C’est une question intéressante, bien qu’elle n’intéresserait pas une bonne partie des rabbanim français qui se contenteraient de la repousser en disant que ce n’est « pas lemaassé ».
Je ne me souviens pas qu’elle soit largement débattue par les poskim, je me permets donc de m’aventurer à des réflexions personnelles.
De prime abord, j’aurais tendance à dire que si l’on n'a rien à manger ni à boire, quand bien même parlerions nous d’une obligation de Kidoush en tant que Mitsva, il conviendrait de s’en acquitter par la Tfila (lorsqu’on mentionne Shabbat dans la prière), puisque certains A’haronim pensent que l’on peut s’en acquitter ainsi.
Preuve en est : à Yom Kippour, pas de Kidoush.
Cependant, nous trouvons dans le Midrash une idée assez étonnante.
Il est dit au sujet de Rabbi Elazar Ben Shamoua, à la fin du Midrash Assara Harouguei Malkhout (Otsar Midrashim p.448) qu’un vendredi, ce rabbin a été pris par les romains pour être tué.
Il a demandé à ce qu’on le laisse au moins faire la Mitsva du Shabbat (il semblerait par la suite qu’il parlait de la mitsva du Kidoush), comme l’heure le permettait, il commença à faire Kidoush -sans pour autant en avoir eu l'autorisation ni sans avoir l’assurance qu’on le laisse vivre jusqu’au bout (et encore moins d’avoir le temps de consommer un Kazaït).
Le Midrash raconte que le bourreau le tua au moment où il prononçait le mot Elokim (de « Asher Bara Elokim Laassot »).
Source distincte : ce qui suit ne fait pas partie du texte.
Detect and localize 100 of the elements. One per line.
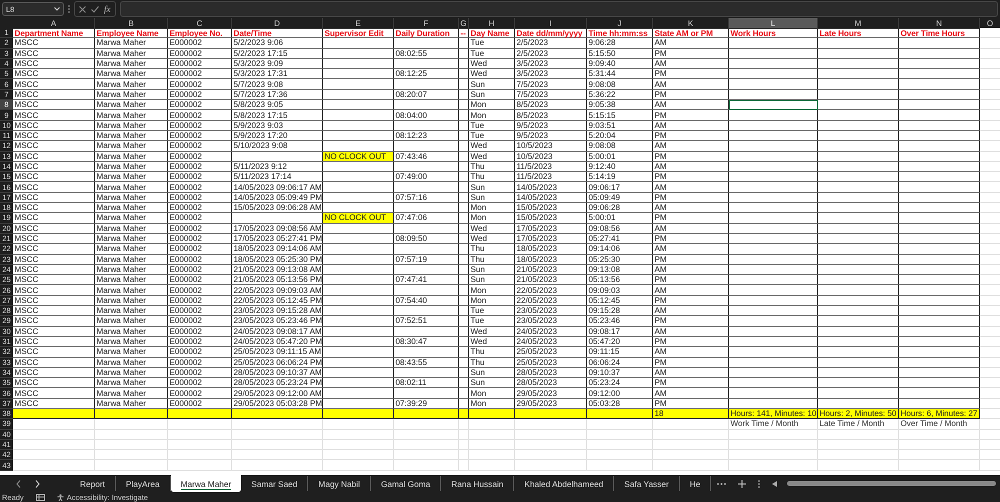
table-cell[interactable]: 05:25:30 [587, 254, 653, 265]
table-cell[interactable]: 08:12:23 [394, 130, 459, 142]
table-cell[interactable]: Thu [469, 172, 515, 182]
table-cell[interactable] [323, 244, 394, 255]
table-cell[interactable]: 23/05/2023 05:23:46 PM [232, 316, 323, 327]
table-cell[interactable] [729, 336, 818, 348]
table-cell[interactable] [323, 58, 394, 70]
table-cell[interactable]: 5/8/2023 9:05 [232, 100, 323, 110]
table-cell[interactable]: AM [653, 347, 729, 358]
table-cell[interactable]: 5/2/2023 17:15 [232, 48, 323, 59]
table-cell[interactable] [818, 58, 899, 70]
table-cell[interactable]: 08:43:55 [394, 358, 459, 368]
table-cell[interactable]: 9:05:38 [587, 100, 653, 110]
table-cell[interactable]: 07:57:16 [394, 192, 459, 204]
table-cell[interactable] [323, 182, 394, 193]
table-cell[interactable] [459, 254, 469, 265]
table-cell[interactable] [818, 275, 899, 286]
table-cell[interactable] [459, 326, 469, 337]
table-cell[interactable] [459, 336, 469, 348]
table-cell[interactable]: E000002 [168, 347, 232, 358]
table-cell[interactable]: 9/5/2023 [515, 130, 587, 142]
table-cell[interactable]: Wed [469, 58, 515, 70]
table-cell[interactable]: MSCC [13, 316, 95, 327]
table-cell[interactable]: 28/05/2023 [515, 368, 587, 378]
table-cell[interactable]: 18 [653, 408, 729, 420]
table-cell[interactable] [459, 358, 469, 368]
table-cell[interactable]: E000002 [168, 172, 232, 182]
table-cell[interactable]: MSCC [13, 38, 95, 49]
table-cell[interactable] [394, 203, 459, 214]
table-cell[interactable] [323, 408, 394, 420]
table-cell[interactable]: Wed [469, 336, 515, 348]
table-cell[interactable] [899, 296, 980, 306]
table-cell[interactable]: Marwa Maher [95, 326, 168, 337]
column-title[interactable]: -- [459, 28, 469, 38]
table-cell[interactable]: Tue [469, 306, 515, 316]
table-cell[interactable]: 23/05/2023 09:15:28 AM [232, 306, 323, 316]
table-cell[interactable]: E000002 [168, 110, 232, 121]
table-cell[interactable] [459, 69, 469, 80]
table-cell[interactable]: E000002 [168, 69, 232, 80]
table-cell[interactable] [729, 203, 818, 214]
table-cell[interactable]: E000002 [168, 306, 232, 316]
table-cell[interactable]: 21/05/2023 [515, 275, 587, 286]
table-cell[interactable]: 29/05/2023 09:12:00 AM [232, 388, 323, 399]
horizontal-scrollbar[interactable] [787, 481, 996, 486]
table-cell[interactable] [459, 378, 469, 388]
table-cell[interactable]: 08:02:11 [394, 378, 459, 388]
table-cell[interactable] [899, 275, 980, 286]
table-cell[interactable]: 5:15:15 [587, 110, 653, 121]
table-cell[interactable]: Sun [469, 275, 515, 286]
sheet-tab[interactable]: Samar Saed [241, 476, 308, 491]
table-cell[interactable] [729, 378, 818, 388]
table-cell[interactable]: Marwa Maher [95, 213, 168, 224]
table-cell[interactable]: PM [653, 48, 729, 59]
column-title[interactable]: Day Name [469, 28, 515, 38]
sheet-tab[interactable]: Magy Nabil [308, 476, 371, 491]
table-cell[interactable]: E000002 [168, 264, 232, 276]
table-cell[interactable] [899, 203, 980, 214]
formula-input[interactable] [120, 1, 998, 17]
column-title[interactable]: Employee No. [168, 28, 232, 38]
table-cell[interactable] [899, 368, 980, 378]
table-cell[interactable]: Mon [469, 213, 515, 224]
table-cell[interactable]: 5:00:01 [587, 152, 653, 162]
table-cell[interactable] [729, 48, 818, 59]
table-cell[interactable]: MSCC [13, 58, 95, 70]
table-cell[interactable]: MSCC [13, 152, 95, 162]
table-cell[interactable] [899, 306, 980, 316]
table-cell[interactable]: Hours: 6, Minutes: 27 [899, 408, 980, 420]
table-cell[interactable]: Tue [469, 48, 515, 59]
table-cell[interactable]: 3/5/2023 [515, 58, 587, 70]
table-cell[interactable]: MSCC [13, 90, 95, 100]
table-cell[interactable]: Marwa Maher [95, 152, 168, 162]
table-cell[interactable]: MSCC [13, 69, 95, 80]
table-cell[interactable] [459, 141, 469, 152]
table-cell[interactable]: Marwa Maher [95, 203, 168, 214]
table-cell[interactable]: 07:47:06 [394, 213, 459, 224]
table-cell[interactable] [899, 336, 980, 348]
table-cell[interactable]: PM [653, 110, 729, 121]
table-cell[interactable] [323, 90, 394, 100]
table-cell[interactable]: AM [653, 224, 729, 234]
table-cell[interactable]: Marwa Maher [95, 69, 168, 80]
table-cell[interactable] [729, 234, 818, 244]
table-cell[interactable]: 21/05/2023 09:13:08 AM [232, 264, 323, 276]
table-cell[interactable]: Marwa Maher [95, 264, 168, 276]
table-cell[interactable] [818, 234, 899, 244]
table-cell[interactable] [459, 100, 469, 110]
table-cell[interactable]: PM [653, 192, 729, 204]
table-cell[interactable] [394, 408, 459, 420]
table-cell[interactable] [459, 306, 469, 316]
table-cell[interactable]: 5/9/2023 9:03 [232, 120, 323, 131]
table-cell[interactable]: 09:13:08 [587, 264, 653, 276]
table-cell[interactable] [459, 234, 469, 244]
table-cell[interactable] [818, 388, 899, 399]
table-cell[interactable] [323, 79, 394, 90]
table-cell[interactable]: Wed [469, 141, 515, 152]
table-cell[interactable]: Wed [469, 326, 515, 337]
table-cell[interactable]: 09:06:17 [587, 182, 653, 193]
column-title[interactable]: Employee Name [95, 28, 168, 38]
more-icon[interactable] [758, 480, 760, 488]
table-cell[interactable]: E000002 [168, 192, 232, 204]
table-cell[interactable]: Sun [469, 368, 515, 378]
Concrètement, il n’a donc récité que des psoukim et cela ne pose aucun problème halakhique, mais il semble du Midrash qu’il fut prêt à aller plus loin et à entamer la partie Brakha du kidoush.
Pourtant, il devait se douter que le bourreau qui avait reçu l’ordre de le tuer tout de suite, n’allait pas attendre qu’il mange tranquillement son repas.
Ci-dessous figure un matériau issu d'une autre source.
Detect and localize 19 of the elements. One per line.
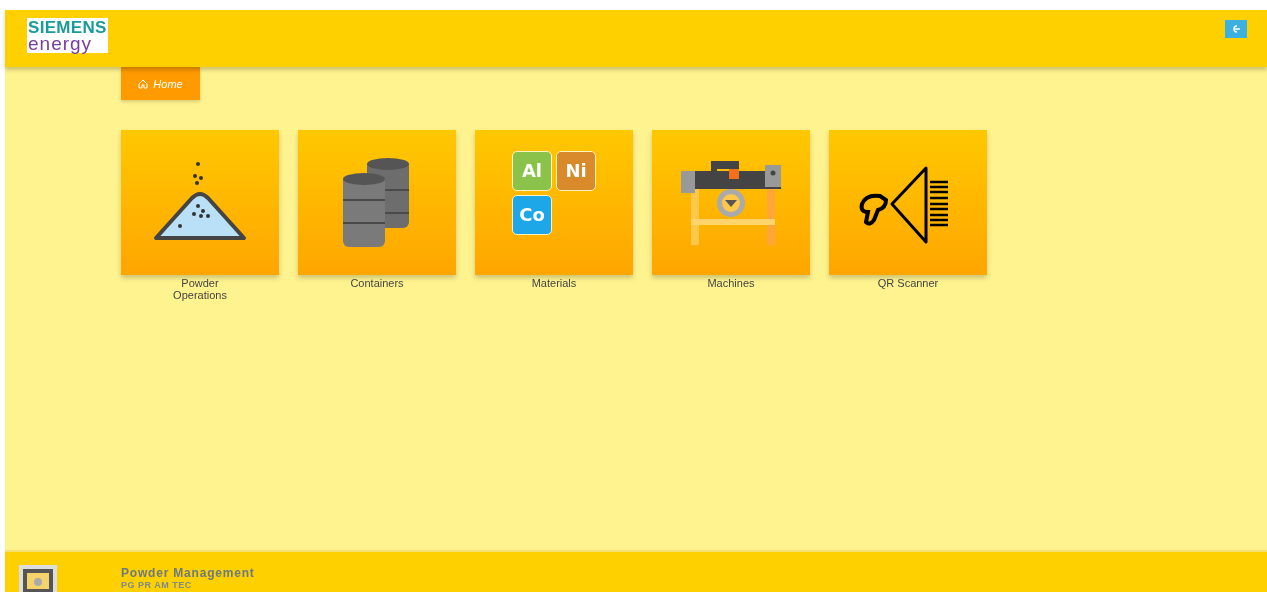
home-icon <box>138 78 149 89</box>
home-breadcrumb[interactable]: Home <box>121 67 200 100</box>
logout-icon <box>1231 24 1241 34</box>
menu-tile[interactable] <box>298 130 456 275</box>
app-icon <box>18 564 58 592</box>
tile-label: Powder Operations <box>172 277 228 301</box>
app-title: Powder Management <box>121 566 255 580</box>
elements-drawing: Al Ni Co <box>512 150 596 235</box>
tile-label: Materials <box>531 277 577 289</box>
menu-tile[interactable]: Al Ni Co <box>475 130 633 275</box>
menu-tile[interactable] <box>829 130 987 275</box>
tile-label: Machines <box>707 277 755 289</box>
tile-label: QR Scanner <box>877 277 939 289</box>
menu-tile[interactable] <box>652 130 810 275</box>
app-subtitle: PG PR AM TEC <box>121 580 193 590</box>
logo-text: SIEMENS <box>28 19 107 36</box>
logo-subtext: energy <box>28 36 94 52</box>
menu-tile[interactable] <box>121 130 279 275</box>
tile-label: Containers <box>350 277 404 289</box>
Il semble donc qu’il y ait une situation similaire à celle dont vous parliez, où celui qui sait qu’il ne mangera rien du tout (contre son gré), devrait quand même faire Kidoush « pour la Mitsva » du Kidoush.
Toutefois, il est à noter qu’à la fin du Midrash Elé Ezkera il est dit que Rabbi Elazar Ben Shamoua a été tué par les romains à Yom Kippour (comme son maître R. Akiva des années plus tôt) !
Ce qui contredit le Midrash précédent.
(il y a encore d’autre Midrashim où son nom ne figure pas dans la liste des 10)
Dans les Kinot (§21), nous retrouvons la version du Midrash Assara Harouguei Malkhout où Rabbi Elazar Ben Shamoua a commencé son kidoush sans savoir quand il allait être frappé et le bourreau le tua au mot Elokim.
Je laisse ce sujet "ouvert" (puisque ce n'est pas "lemaassé"!), mais en dépit de la preuve à apporter du Midrash, je pencherais plutôt pour l’acquittement par la Tfila, à l'instar de Yom Kippour.